This week’s prompts are at the bottom. Feel free to seize the prompts, twist them, form them, play with them as you will. All comers are welcome. The words below are just practice for me. I had a lot of fun writing them, and you know what I always say, “Practice makes perfect.”
Here’s how to play along, if you are unsure.
My father had a heart attack on a midsummer Sunday morning, as he left the church service. He died wearing a charcoal grey suit, an outfit that my mother hated. The next day she went to the funeral parlour to discuss final arrangements with Mr Ballard, the funeral director.
Ballard opened the meeting by expressing his sympathies to my mother, “I’m so sorry for your loss, Ms Kerr. How long were you and your husband married?”
“He was married for over forty years. I was married only twenty-five.” She replied. “I was his second wife.”
“Have you and your late husband discussed arrangements for his obsequies?”
They had, and she relayed all of my father’s wishes to Mr Ballard. When they had discussed, understood, and agreed to all the arrangements, Ballard had one more question, “Would you like to bury him in the grey suit he was wearing when he passed?”
“No,” my mother replied, “I always thought he looked better in a blue suit. I never liked him in grey or black. The problem is that he recently gained weight and his nice blue suit is too tight. Would you have a blue suit available? I can pay for it.”
“I’ll see what I can do,” Ballard sought to assuage her.
My mother and I left and returned to the house, where she got drunk and passed out. She was out of it for three days, and I took all the calls from Ballard and finalized the arrangements. On the third day, I got my mother sobered up and took her downtown for my dad’s funeral service.
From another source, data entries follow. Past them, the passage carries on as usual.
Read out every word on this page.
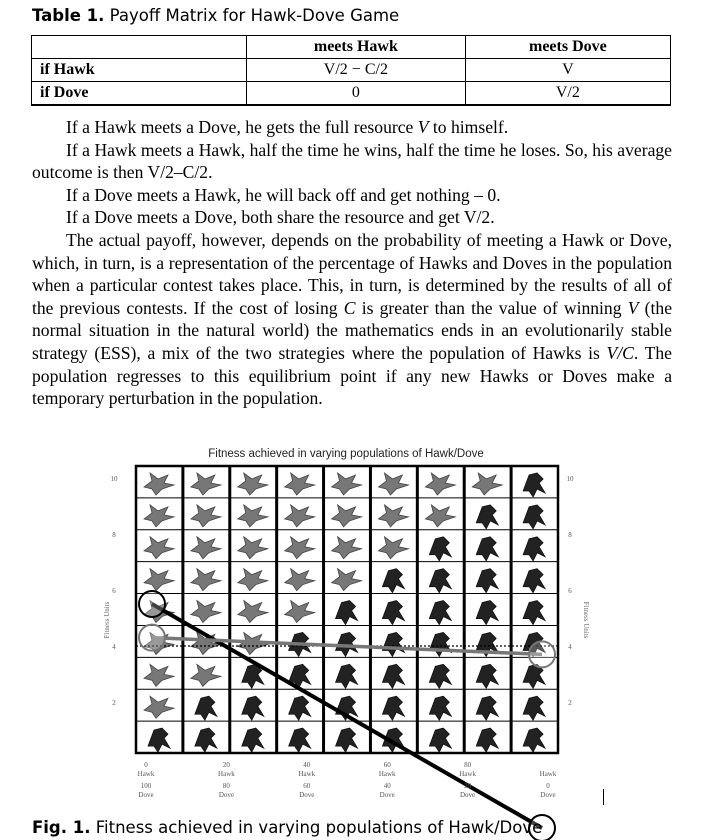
Table 1. Payoff Matrix for Hawk-Dove Game
	meets Hawk	meets Dove
if Hawk	V/2 − C/2	V
if Dove	0	V/2

If a Hawk meets a Dove, he gets the full resource V to himself.

If a Hawk meets a Hawk, half the time he wins, half the time he loses. So, his average outcome is then V/2–C/2.

If a Dove meets a Hawk, he will back off and get nothing – 0.

If a Dove meets a Dove, both share the resource and get V/2.

The actual payoff, however, depends on the probability of meeting a Hawk or Dove, which, in turn, is a representation of the percentage of Hawks and Doves in the population when a particular contest takes place. This, in turn, is determined by the results of all of the previous contests. If the cost of losing C is greater than the value of winning V (the normal situation in the natural world) the mathematics ends in an evolutionarily stable strategy (ESS), a mix of the two strategies where the population of Hawks is V/C. The population regresses to this equilibrium point if any new Hawks or Doves make a temporary perturbation in the population.

Fitness achieved in varying populations of Hawk/Dove
10	10
8	8
6	6
4	4
2	2
Fitness Units	Fitness Units
0
Hawk
100
Dove
20
Hawk
80
Dove
40
Hawk
60
Dove
60
Hawk
40
Dove
80
Hawk
20
Dove
Hawk
0
Dove
Fig. 1. Fitness achieved in varying populations of Hawk/Dove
She was so happy to see him wearing a tasteful blue suit with fine and delicate silver pinstripes.
After the service, Mr Ballard approached my mother to, once again, convey his sympathies.
She interrupted him, “That navy blue suit you got for my husband is beautiful.” Mom gushed. “Can I write you a cheque?”
“That’s not necessary, Ms Kerr,” he told her.
“Please, I insist.”
“No, it was not a problem, and there is no extra charge due to a fortuitous circumstance that neither of us could have foreseen.”
My mother raised her eyebrows questioningly and awaited a further explanation.
“Shortly after you left my office the other day, another unfortunate man, a Mr Claeg, was brought in. He was wearing a beautiful dark blue suit. When I met with his wife, I asked if she would object to his being laid to rest wearing an elegant grey suit. She had no objections, so the situation became a simple matter of switching the heads.”
This week’s prompts are:
- heretics and Boy Scouts
- nothing’s ever gonna change
- what she’d done
You can start writing whenever you want, just write, get the words down – and have fun!